The European Competitive Telecommunications Association (ECTA) has just published its latest twice-yearly Broadband Scorecard. This tracks European progress on Broadband Penetration and Local Loop Unbunding (LLU) in the 25 member states of Europe.
Broadband connections across the EU rose by 20% over the year, to a total of 110.5m connections, representing 22.5% of Europe's population. Denmark, Finland, Sweden and the Netherlands all had penetration rates exceeding 30%, with the UK (28.1%, up from 24.9% in 2007) not far behind:
Broadband penetration in Europe to October 2008
Sadly Poland came last with a measly penetration rate of just 10.1%, though Slovakia, Bulgaria and Romania were almost as bad. Meanwhile Incumbents retained 50% of the total retail EU broadband market (including resale) or 45% if resale is excluded.
However the report is also highly critical of healthy operators that have been using the recession as an excuse to "blackmail" policy-makers into relaxing regulation, with the aim of strengthening their own dominant position further at the expense of competition:
Innocenzo Genna, Chairman of ECTA, said: "Light touch regulation has not worked in the banking sector and there is no reason to assume it will work to consumers' benefit in telecoms. Financial results from incumbents, such as Telefonica's last week, show that they are primarily focused on increasing profitability at the expense of vital infrastructure investment
What is particularly disingenuous is that, at the same time, they are threatening governments and European politicians that they will not invest in next generation access unless there is a relaxation of competition rules that allow rivals to offer services over these networks."
To some this might sound an awful lot like what BT has been trying to get Ofcom to do in the UK. BT's £1.5 billion programme plans to rollout fibre-based super-fast broadband to as many as 10 million homes by 2012, which has been made possibly thanks to relaxed regulation.
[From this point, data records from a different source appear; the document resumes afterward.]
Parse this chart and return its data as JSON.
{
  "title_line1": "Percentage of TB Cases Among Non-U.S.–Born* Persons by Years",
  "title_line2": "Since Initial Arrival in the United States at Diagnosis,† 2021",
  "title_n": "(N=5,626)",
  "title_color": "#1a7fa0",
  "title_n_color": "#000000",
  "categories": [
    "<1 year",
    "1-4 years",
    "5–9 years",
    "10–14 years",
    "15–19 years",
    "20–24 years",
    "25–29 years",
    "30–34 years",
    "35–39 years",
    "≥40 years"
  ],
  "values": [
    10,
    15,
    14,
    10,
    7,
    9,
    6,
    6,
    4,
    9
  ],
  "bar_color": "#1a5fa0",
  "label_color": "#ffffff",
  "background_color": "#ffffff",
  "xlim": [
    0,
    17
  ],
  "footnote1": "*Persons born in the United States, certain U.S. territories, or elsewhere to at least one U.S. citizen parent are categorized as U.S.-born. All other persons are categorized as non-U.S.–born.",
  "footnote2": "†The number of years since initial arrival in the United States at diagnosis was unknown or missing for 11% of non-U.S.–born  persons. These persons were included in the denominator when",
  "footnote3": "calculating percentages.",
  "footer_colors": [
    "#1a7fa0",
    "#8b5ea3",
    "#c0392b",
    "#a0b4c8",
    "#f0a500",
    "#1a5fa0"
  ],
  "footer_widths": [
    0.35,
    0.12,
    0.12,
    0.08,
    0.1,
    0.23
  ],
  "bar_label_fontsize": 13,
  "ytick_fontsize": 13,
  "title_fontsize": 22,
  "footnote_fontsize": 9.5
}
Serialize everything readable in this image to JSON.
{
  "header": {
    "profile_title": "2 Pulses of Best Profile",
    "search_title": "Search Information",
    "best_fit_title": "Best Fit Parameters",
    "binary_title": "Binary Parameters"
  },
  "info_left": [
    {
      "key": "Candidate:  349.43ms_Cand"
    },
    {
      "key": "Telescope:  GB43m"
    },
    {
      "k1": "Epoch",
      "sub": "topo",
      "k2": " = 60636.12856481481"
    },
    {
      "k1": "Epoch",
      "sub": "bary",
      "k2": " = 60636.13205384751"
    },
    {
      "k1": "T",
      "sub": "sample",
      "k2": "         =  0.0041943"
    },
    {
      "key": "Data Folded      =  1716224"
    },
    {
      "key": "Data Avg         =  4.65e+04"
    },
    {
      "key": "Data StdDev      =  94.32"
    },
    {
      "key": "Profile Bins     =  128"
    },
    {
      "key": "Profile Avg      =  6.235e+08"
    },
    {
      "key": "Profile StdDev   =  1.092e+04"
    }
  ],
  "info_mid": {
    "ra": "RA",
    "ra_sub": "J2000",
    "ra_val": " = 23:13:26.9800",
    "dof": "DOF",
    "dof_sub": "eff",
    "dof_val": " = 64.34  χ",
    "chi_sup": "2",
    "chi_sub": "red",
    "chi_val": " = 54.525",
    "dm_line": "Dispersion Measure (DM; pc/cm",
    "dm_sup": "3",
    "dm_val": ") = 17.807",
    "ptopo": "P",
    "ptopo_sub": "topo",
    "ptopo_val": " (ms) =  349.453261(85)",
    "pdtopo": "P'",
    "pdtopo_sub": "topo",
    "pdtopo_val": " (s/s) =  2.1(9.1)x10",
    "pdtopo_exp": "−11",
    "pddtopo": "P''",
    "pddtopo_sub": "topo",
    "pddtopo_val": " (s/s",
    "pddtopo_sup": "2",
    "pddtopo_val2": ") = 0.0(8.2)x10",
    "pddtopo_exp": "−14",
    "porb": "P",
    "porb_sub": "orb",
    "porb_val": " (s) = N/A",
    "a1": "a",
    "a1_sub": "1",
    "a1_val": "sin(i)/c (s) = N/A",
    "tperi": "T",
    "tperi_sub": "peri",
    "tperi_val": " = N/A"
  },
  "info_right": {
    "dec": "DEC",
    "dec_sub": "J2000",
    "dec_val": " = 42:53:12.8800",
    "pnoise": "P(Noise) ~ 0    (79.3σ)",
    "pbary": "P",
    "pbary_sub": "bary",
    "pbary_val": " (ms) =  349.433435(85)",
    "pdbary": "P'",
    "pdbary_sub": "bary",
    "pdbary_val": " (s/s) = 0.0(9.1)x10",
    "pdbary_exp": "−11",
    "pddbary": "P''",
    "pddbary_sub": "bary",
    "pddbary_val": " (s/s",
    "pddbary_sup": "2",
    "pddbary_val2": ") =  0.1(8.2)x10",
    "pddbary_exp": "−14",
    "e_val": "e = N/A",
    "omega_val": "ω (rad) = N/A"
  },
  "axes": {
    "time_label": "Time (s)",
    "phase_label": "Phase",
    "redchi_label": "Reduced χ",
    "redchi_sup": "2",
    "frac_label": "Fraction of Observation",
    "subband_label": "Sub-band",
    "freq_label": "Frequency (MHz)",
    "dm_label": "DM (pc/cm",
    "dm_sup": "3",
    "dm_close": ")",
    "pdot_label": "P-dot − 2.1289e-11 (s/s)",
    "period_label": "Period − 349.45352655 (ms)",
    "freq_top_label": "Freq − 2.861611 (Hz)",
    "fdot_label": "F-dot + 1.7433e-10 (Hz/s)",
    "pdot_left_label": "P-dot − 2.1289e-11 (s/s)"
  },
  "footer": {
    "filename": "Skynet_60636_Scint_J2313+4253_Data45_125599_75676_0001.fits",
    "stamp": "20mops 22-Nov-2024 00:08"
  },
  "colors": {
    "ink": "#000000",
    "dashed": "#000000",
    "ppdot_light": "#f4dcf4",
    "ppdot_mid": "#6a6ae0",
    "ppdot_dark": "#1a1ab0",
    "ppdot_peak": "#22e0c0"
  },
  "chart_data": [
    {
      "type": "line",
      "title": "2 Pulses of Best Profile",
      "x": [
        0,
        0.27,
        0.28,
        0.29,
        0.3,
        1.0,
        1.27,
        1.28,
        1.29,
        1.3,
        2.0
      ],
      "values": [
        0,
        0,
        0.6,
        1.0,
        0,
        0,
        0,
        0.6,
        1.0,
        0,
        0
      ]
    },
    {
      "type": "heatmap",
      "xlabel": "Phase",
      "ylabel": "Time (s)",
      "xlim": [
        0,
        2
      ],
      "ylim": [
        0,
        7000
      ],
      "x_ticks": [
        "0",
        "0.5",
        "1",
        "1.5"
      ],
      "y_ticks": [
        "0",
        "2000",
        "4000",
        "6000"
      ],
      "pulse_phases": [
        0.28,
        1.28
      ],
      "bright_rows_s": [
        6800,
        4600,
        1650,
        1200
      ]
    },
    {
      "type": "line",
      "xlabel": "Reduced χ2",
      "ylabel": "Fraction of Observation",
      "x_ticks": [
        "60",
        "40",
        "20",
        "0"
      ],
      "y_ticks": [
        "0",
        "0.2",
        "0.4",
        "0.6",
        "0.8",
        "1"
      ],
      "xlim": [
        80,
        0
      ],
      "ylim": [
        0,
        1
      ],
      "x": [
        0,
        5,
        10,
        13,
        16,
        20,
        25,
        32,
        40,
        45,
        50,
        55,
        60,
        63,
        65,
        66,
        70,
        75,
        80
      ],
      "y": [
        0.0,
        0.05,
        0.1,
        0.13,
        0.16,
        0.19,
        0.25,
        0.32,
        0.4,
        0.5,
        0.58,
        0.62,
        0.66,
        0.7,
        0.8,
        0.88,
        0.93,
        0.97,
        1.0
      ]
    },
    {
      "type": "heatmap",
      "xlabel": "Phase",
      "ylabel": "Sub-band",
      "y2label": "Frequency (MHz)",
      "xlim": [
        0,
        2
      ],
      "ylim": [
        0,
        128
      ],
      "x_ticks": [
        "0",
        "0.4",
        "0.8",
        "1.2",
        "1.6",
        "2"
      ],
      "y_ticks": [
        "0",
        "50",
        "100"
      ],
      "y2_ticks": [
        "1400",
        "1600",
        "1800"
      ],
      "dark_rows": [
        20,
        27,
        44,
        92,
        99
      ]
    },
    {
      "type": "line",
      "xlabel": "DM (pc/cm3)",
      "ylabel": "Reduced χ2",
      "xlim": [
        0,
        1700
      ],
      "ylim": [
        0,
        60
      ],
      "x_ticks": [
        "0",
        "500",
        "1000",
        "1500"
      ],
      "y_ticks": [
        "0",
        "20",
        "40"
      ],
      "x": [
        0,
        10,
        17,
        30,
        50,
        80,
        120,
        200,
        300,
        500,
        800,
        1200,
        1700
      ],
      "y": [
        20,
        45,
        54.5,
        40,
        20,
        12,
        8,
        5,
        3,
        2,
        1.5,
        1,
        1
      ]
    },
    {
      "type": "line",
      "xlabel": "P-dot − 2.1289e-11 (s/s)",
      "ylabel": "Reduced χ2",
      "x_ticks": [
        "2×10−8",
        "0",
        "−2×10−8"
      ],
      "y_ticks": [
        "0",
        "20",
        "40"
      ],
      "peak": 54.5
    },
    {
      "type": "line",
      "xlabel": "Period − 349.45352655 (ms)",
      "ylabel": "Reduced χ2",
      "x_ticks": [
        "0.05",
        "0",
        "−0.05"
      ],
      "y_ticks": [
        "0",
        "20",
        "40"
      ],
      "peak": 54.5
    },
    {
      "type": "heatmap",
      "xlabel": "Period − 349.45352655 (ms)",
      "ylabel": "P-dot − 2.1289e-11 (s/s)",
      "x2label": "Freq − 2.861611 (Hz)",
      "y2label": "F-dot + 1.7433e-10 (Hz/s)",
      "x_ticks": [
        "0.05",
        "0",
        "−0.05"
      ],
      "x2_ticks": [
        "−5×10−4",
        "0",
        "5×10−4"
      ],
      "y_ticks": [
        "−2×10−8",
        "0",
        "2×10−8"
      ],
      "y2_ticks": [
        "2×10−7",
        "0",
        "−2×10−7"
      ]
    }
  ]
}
Without public funding it's difficult to see another solution.
Elsewhere next generation fibre optic broadband penetration was at an average of just 0.3% across Europe. Naturally some countries had significantly higher fibre penetration, including Sweden (5.6% population), Estonia (4.9%) and Lithuania (4.2%).
The source of most competition in the EU is unbundling (LLU) of the local loop (44% of all lines supplied by competitors) followed by cable and other parallel infrastructures (36%) with resale and 'bitstream' access accounting for the remainder.